Michel Temer reiterou que não vai renunciar, mesmo após denúncia publicada na noite de quarta 17, que acusa Temer, em delação do dono do frigorífico JBS, de dar aval à compra do silêncio do deputado cassado e ex-presidente da Câmara dos Deputados Eduardo Cunha. Temer afirmou ter entrado com requerimento no Supremo Tribunal Federal para pedir a íntegra das delações feitas por executivos da JBS. Desde o dia 18/5, a Procuradoria-Geral da República passou a investigar formalmente o presidente. No Congresso houve debandada das bases do governo, uma vez que a recomendação pela renúncia partiu de integrantes da base.


Pedidos de impeachment de Temer

Até às 18h do dia 18/5, oito pedidos de impeachment do presidente Michel Temer foram formalizados na Secretaria Geral da Mesa da Câmara, inclusive os partidos de oposição protocolaram mais um pedido de, com assinaturas do PT, PDT, PCdoB, Rede, PSOL e PSB.
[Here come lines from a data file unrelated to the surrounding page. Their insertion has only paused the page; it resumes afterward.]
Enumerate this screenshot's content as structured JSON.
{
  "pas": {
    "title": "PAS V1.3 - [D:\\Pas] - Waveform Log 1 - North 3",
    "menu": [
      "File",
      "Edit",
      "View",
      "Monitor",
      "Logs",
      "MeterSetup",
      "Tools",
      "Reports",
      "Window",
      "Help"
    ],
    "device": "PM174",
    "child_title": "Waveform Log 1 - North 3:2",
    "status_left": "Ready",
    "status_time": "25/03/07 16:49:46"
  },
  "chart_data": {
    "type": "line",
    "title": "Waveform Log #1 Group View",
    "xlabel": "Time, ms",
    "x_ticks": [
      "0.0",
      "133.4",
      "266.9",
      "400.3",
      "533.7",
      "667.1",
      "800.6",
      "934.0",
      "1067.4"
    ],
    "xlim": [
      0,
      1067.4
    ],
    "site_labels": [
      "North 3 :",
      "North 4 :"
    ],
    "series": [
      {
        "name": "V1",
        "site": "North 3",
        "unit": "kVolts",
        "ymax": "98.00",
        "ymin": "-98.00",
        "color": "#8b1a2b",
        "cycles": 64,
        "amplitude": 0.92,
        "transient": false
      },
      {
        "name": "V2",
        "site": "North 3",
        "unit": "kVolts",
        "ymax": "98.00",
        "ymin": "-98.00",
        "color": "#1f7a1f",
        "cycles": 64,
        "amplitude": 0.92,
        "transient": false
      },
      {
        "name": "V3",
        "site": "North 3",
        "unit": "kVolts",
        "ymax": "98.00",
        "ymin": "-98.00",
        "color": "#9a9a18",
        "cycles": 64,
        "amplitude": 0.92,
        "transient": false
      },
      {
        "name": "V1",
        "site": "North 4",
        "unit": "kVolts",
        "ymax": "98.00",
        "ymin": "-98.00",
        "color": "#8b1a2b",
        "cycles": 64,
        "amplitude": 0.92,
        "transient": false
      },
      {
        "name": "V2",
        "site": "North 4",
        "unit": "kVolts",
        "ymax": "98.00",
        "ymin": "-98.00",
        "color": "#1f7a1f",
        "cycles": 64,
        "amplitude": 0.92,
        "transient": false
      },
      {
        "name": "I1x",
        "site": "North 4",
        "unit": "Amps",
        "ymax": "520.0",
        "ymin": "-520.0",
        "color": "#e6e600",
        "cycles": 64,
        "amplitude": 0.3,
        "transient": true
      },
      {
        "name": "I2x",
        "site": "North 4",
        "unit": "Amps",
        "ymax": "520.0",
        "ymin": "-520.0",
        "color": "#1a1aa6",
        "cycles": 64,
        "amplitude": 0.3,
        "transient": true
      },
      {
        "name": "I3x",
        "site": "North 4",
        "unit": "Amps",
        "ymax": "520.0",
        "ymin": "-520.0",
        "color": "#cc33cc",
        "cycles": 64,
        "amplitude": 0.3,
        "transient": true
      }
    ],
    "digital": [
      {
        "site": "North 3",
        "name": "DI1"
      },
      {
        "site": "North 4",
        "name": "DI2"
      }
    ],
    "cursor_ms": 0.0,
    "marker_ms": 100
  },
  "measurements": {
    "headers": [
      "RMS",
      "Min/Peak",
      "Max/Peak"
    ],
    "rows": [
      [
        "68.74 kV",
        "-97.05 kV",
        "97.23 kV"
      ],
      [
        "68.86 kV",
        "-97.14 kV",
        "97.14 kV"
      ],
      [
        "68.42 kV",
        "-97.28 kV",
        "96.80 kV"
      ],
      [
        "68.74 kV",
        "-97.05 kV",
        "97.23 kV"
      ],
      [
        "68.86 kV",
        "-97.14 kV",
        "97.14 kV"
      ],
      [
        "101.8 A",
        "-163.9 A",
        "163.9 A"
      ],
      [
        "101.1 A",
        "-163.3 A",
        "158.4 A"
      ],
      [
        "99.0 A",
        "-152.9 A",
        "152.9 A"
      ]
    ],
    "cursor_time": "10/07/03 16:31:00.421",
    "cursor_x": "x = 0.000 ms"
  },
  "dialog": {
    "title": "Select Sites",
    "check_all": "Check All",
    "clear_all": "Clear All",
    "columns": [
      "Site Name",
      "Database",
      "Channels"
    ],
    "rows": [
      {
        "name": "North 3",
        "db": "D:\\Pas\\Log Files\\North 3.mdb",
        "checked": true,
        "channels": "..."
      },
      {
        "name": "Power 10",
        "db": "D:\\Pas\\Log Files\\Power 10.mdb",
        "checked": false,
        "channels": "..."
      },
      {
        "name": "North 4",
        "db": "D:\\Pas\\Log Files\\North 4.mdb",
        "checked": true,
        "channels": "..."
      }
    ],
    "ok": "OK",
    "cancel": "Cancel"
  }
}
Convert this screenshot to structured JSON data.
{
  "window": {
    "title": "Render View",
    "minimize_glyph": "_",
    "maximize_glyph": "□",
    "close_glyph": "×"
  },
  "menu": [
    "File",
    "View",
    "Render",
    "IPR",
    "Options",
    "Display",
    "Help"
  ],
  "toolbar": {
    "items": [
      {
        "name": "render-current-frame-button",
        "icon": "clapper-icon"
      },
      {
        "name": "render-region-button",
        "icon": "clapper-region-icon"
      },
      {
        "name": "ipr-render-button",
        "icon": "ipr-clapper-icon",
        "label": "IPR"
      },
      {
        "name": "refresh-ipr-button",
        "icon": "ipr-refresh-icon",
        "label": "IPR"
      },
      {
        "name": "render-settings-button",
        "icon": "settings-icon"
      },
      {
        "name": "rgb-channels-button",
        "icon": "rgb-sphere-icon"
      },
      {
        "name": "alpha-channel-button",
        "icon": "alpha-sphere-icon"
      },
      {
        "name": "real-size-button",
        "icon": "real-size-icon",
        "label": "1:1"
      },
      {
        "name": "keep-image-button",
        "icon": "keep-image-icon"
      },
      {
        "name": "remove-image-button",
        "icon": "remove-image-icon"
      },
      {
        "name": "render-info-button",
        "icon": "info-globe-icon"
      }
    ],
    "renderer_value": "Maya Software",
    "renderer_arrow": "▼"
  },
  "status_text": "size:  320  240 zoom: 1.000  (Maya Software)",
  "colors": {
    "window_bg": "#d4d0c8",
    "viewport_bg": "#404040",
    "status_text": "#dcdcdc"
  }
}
Saída de Temer pode ser via TSE

A cassação do mandato de Michel Temer, pelo Tribunal Superior Eleitoral, em 6 de junho, é hoje a hipótese mais próxima de se concretizar, avalia o analista político Antônio Augusto de Queiroz, diretor do Departamento Intersindical de Assessoria Parlamentar (Diap). Temer não tem como se sustentar politicamente. Segundo o analista Queiroz, na reportagem da Rede Brasil Atual, a possibilidade de Temer ser afastado via processo de impeachment “é zero, não tem chance”. Já para a aprovação de emenda constitucional instituindo eleições diretas, ele vê um problema de calendário: “para aprovar uma PEC vai demorar pelo menos, no melhor cenário, 90 dias, queimando todas as etapas nas duas casas, Câmara e Senado”.


Crise suspende reforma trabalhista no Senado

Diante da crise política, o senador Ricardo Ferraço (PSDB-ES), relator da reforma trabalhista do governo Temer, parou o trâmite da proposta nas Comissões de Assuntos Econômicos e de Assuntos Sociais. Em nota oficial citou a crise institucional para suspender a agenda previamente anunciada, sem previsão para retomada das discussões. Os senadores de oposição também consideram superadas propostas de reforma trabalhista e da Previdência e exigem que sejam barradas e que o Brasil precisa de eleições diretas gerais e é urgente.